Un taux de remplacement dans la moyenne
Sur la période 2012-2022, le taux de remplacement des exploitants viticoles a varié entre 61 % et 79 %. C’est proche de la moyenne de l’ensemble des exploitations agricoles. Les différences régionales sont importantes. En Occitanie, selon le rapport Observatoire installation transmission 2021, le taux de remplacement des chefs d’exploitation n’était que de 51 % en 2018. Pierre Bléron, conseiller à la chambre d’agriculture de l’Hérault note que « souvent, dans le cadre de la transmission, les voisins prennent les meilleures parcelles, les moins bonnes sont arrachées ».
« Des formes atypiques d’entreprises sont appelées à émerger »
François Purseigle est sociologue, spécialiste de l’agriculture. Il a notamment publié en 2022 avec Bertrand Hervieu, « Une agriculture sans agriculteurs » (Presses de Sciences Po). Le renouvellement agricole est au cœur de ses recherches.
Quels sont les obstacles aux installations en viticulture ?
Les rachats des parts, la lourdeur des investissements sont un frein à l’installation. Les dynamiques d’installation sont aussi liées au maillage du territoire, à la place de l’interprofession ou de figures qui tirent le vignoble.
Plus généralement, il y a plus de capacité à bien transmettre s’il y a une capacité à aller chercher des spécialistes, juristes, notaires, experts-comptables… Mobiliser les bonnes compétences permet d’avoir une construction solide avec un projet économique. Ces compétences ne sont pas forcément présentes chez les agriculteurs et les organisations professionnelles. La famille agricole devrait être au service d’un projet économique, pas uniquement patrimonial.
Dans le Pacte d’orientation pour le renouvellement des générations en agriculture présenté par le gouvernement, j’apprécie les éléments relatifs à l’anticipation. Mieux diagnostiquer les fermes en situations d’être libérées, c’est important. L’information manque. Les chambres d’agriculture ont un rôle à jouer là-dessus. Qu’est-ce qu’on laisse aux générations suivantes ? C’est un vrai enjeu. Il faut que les entreprises libérées soient assez sexy. Il y a des candidats mais une inadéquation entre l’offre et la demande. Même les enfants d’agriculteurs n’ont pas le même rapport au produit, à l’organisation du travail, ou à l’articulation vie familiale et vie professionnelle.
À quoi ressembleront les installations de demain ?

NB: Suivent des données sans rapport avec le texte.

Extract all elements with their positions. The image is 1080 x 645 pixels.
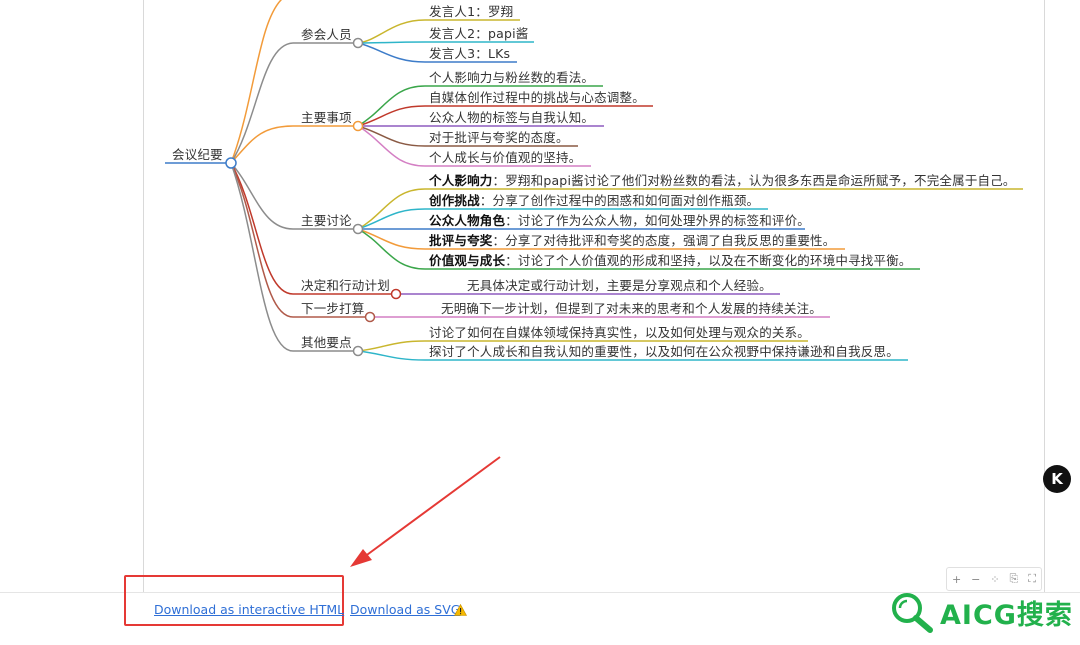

L’entreprise familiale est fragilisée, il faut une stratégie d’association et d’alliance. Il faut créer des véhicules sociétaires qui permettent de la consolidation capitalistique. La formation technique des agriculteurs a beaucoup progressé mais aujourd’hui, il faut de nouvelles compétences managériales, en droit, en gestion. Ceux qui resteront auront la capacité à s’émanciper d’une forme traditionnelle de l’organisation économique, à construire des entreprises modulaires. Des formes atypiques d’entreprises sont appelées à émerger. Les Français doivent aussi évoluer et être prêts à ce que l’agriculture prenne d’autres visages.